Type 2 diabetes was diagnosed based on results showing fasting plasma glucose ≥126 mg/dL, causal plasma glucose ≥200 mg/dL, or 2-h plasma glucose ≥200 mg/dl during a 75-g oral glucose tolerance test, or previous therapy for diabetes [53]. Hypertension was defined as systolic blood pressure ≥140 mmHg, diastolic blood pressure ≥90 mmHg, or taking treatment for hypertension. We defined dyslipidemia as the presence of LDL-C ≥140 mg/dL, HDL-C ≤40 mg/dL, TG level ≥150 mg/dL, or taking treatment for dyslipidemia.
Statistical analysis
The results were presented as median (interquartile range), unless otherwise stated. We used the Jonckheere-Terpstra test to compare the trend of data between three or more groups. The Cochran–Armitage test was used for the trend of the ratio between three or more groups.
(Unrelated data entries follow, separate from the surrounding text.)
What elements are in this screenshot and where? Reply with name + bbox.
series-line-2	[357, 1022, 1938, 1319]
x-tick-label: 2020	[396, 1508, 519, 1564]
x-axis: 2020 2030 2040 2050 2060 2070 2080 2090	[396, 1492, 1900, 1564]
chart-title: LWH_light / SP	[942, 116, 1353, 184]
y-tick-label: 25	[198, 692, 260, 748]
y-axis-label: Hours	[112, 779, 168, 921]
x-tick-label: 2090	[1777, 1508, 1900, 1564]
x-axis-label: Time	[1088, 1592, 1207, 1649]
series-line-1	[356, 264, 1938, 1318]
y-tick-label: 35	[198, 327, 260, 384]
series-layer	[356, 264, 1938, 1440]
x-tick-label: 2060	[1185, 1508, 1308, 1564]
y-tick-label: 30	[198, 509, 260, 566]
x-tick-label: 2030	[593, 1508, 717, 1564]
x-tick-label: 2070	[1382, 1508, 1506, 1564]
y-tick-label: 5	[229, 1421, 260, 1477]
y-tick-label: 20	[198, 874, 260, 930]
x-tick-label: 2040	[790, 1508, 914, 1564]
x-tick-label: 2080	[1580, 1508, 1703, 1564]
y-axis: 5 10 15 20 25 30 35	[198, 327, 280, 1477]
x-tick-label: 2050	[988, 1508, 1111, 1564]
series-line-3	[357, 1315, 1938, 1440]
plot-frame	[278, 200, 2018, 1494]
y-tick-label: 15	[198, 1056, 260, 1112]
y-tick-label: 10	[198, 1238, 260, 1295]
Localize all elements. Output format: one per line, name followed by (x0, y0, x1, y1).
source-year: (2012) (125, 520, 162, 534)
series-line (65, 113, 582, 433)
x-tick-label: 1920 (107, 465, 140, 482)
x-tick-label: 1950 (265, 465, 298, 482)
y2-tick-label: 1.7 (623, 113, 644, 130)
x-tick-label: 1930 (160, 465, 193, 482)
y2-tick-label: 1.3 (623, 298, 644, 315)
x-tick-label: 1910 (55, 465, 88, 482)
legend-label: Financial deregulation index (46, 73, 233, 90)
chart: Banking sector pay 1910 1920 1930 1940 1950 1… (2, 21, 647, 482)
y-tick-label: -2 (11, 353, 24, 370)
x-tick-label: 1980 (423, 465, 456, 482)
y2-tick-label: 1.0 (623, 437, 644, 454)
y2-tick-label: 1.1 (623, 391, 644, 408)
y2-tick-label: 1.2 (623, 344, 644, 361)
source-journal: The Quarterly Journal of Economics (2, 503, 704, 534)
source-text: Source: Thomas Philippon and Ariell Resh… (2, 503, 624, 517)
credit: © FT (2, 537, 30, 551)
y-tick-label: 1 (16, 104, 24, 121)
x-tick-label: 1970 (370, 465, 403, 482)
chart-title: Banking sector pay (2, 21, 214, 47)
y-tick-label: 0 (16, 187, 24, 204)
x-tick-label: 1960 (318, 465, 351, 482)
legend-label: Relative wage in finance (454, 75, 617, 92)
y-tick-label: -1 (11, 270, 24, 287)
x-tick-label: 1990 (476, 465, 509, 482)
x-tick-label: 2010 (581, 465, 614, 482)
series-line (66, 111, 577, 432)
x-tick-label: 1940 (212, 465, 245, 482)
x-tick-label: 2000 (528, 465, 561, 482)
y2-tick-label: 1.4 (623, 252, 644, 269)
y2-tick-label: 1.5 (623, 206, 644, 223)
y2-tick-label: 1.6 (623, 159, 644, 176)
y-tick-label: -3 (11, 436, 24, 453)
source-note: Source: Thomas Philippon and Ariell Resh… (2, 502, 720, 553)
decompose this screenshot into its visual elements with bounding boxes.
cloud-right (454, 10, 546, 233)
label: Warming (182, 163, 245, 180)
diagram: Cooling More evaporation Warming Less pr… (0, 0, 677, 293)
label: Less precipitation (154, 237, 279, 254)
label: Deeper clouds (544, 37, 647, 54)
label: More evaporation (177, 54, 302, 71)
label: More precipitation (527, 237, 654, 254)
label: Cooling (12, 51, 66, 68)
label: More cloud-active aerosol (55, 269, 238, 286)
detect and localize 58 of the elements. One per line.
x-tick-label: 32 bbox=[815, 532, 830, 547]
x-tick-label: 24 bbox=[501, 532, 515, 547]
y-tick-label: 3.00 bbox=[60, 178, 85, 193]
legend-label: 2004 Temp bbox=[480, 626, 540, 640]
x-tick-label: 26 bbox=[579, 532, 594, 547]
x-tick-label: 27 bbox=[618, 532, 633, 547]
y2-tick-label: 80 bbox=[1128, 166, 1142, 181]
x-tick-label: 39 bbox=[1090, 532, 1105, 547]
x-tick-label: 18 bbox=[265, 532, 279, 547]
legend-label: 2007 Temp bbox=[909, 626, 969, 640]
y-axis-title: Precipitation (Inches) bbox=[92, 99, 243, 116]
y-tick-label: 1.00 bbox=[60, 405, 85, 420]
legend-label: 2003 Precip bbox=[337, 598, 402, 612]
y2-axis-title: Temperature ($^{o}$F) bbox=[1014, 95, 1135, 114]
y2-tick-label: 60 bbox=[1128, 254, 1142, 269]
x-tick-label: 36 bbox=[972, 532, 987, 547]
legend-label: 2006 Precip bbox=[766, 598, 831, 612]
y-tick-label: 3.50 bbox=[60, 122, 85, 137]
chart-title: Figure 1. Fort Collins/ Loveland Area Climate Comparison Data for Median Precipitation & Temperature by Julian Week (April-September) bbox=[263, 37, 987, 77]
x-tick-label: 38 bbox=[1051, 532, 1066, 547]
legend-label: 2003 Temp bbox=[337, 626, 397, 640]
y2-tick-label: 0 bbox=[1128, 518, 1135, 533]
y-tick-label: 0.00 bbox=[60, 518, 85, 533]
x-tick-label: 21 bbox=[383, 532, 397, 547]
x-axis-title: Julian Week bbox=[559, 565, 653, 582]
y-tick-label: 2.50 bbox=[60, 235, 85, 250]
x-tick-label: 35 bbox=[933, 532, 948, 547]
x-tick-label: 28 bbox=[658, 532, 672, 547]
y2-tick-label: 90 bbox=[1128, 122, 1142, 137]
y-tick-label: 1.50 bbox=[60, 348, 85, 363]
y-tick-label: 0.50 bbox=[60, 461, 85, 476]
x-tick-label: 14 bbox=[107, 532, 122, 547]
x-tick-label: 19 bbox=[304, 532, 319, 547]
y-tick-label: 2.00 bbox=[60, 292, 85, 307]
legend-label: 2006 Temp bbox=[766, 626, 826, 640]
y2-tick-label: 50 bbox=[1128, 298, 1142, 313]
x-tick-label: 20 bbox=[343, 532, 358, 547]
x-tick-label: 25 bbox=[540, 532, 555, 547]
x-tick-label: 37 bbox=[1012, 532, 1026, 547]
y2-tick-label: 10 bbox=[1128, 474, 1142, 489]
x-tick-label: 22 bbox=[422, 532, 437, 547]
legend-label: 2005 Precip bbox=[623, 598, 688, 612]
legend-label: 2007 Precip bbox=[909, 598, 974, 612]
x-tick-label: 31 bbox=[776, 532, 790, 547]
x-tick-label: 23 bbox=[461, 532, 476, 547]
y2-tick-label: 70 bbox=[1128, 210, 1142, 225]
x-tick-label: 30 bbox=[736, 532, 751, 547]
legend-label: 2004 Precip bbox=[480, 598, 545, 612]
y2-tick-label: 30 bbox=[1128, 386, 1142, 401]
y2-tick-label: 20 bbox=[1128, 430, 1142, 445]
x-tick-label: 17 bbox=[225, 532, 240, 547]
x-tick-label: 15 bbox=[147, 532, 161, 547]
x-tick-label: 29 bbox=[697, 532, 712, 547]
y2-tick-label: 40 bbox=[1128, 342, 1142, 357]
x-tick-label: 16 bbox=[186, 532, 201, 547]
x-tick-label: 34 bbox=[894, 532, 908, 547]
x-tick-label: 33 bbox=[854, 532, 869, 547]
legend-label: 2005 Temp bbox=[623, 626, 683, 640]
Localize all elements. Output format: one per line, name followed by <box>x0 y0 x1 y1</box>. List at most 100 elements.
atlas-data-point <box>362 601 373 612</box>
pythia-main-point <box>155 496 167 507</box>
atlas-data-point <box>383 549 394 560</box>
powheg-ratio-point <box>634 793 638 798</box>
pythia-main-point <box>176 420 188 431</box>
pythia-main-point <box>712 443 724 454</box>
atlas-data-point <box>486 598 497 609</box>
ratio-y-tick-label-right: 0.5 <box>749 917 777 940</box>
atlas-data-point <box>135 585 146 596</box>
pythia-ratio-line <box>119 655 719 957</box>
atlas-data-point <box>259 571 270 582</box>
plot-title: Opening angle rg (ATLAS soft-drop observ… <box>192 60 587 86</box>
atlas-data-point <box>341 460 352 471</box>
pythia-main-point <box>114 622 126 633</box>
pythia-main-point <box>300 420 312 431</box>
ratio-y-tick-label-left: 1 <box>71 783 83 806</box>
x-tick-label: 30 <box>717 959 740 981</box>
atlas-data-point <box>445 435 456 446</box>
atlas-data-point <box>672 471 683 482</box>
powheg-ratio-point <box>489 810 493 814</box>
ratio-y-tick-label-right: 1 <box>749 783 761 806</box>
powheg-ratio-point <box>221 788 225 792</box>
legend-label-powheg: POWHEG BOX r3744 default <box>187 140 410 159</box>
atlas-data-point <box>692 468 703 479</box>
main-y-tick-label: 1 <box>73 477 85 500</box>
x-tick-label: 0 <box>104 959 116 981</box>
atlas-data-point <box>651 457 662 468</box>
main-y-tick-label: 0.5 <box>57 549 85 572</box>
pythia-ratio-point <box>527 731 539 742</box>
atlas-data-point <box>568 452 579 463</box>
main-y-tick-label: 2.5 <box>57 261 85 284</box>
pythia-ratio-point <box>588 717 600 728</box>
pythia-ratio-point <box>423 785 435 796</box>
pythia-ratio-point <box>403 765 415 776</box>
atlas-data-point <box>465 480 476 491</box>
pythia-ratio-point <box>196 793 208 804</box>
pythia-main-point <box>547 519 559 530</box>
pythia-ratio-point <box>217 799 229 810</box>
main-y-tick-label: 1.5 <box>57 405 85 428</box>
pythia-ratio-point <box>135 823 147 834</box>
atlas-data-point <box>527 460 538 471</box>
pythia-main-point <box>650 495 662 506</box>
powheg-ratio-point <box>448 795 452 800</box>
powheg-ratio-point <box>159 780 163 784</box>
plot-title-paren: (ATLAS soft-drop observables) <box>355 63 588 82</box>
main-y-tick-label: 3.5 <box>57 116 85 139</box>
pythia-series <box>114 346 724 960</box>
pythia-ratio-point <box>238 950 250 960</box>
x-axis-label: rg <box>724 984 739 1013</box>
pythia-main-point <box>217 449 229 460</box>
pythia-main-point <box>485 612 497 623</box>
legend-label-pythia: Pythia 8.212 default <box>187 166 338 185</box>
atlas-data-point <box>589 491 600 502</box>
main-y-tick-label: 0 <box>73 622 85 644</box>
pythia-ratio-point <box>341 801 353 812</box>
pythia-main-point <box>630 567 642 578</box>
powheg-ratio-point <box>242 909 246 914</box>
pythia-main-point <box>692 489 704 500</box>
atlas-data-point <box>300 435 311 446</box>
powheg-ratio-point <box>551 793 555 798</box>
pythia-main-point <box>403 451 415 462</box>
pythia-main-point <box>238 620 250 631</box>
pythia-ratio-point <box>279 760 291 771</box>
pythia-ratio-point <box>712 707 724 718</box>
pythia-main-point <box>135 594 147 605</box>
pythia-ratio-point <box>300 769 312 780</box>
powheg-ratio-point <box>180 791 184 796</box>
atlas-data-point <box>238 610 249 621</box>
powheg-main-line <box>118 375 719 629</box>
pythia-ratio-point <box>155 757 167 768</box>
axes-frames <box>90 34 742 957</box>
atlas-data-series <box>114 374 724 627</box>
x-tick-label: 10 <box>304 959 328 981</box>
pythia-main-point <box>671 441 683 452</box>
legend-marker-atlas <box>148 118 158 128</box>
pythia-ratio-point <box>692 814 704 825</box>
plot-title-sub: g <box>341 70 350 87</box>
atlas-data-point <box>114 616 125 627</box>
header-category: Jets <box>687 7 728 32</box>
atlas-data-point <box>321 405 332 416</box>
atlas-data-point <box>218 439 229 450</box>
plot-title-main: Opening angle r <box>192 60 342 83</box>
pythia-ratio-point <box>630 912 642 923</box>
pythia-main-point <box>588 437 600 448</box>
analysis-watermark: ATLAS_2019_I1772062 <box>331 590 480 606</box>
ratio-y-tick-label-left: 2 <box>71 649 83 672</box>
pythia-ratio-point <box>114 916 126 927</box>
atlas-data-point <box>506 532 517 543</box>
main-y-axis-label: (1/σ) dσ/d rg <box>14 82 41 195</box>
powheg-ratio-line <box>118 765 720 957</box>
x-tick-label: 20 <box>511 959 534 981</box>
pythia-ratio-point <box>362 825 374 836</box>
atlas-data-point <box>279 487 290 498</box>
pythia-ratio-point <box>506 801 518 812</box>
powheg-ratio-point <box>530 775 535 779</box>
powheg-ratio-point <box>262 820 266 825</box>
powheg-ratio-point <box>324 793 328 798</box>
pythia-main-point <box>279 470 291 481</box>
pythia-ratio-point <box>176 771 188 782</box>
Hepatic steatosis was graded as follows: with hepatic steatosis (L/S ratio <1.1) [11, 12], without hepatic steatosis (L/S ratio >1.296), and intermediate (L/S ratio = 1.1–1.296) [11]. In model 1, an ordinal logistic regression analysis was performed with L/S ratio as the objective variable and serum UA levels, plasma XOR activity, and HOMA-R as explanatory variables. In Model 2, BMI was added as an explanatory variable. In Model 3, we used an ordinal logistic regression analysis, and the L/S ratio was used as the objective variable; UA, XOR activity, and the HOMA-R were used as the explanatory variables, adjusted for age, gender, and components for Japanese diagnostic criteria of metabolic syndrome (AC, blood pressure, plasma glucose, HDL, and TG). Furthermore, HSI >36.0 were defined as high values [13], and logistic regression analyses was performed with HSI as the objective variables and UA, XOR, and HOMA-R as explanatory variables.
Statistical analyses were conducted using the BellCurve software version 2.15 (Social Survey Research Information Co., Ltd., Tokyo, Japan), with P <0.05 indicating statistical significance.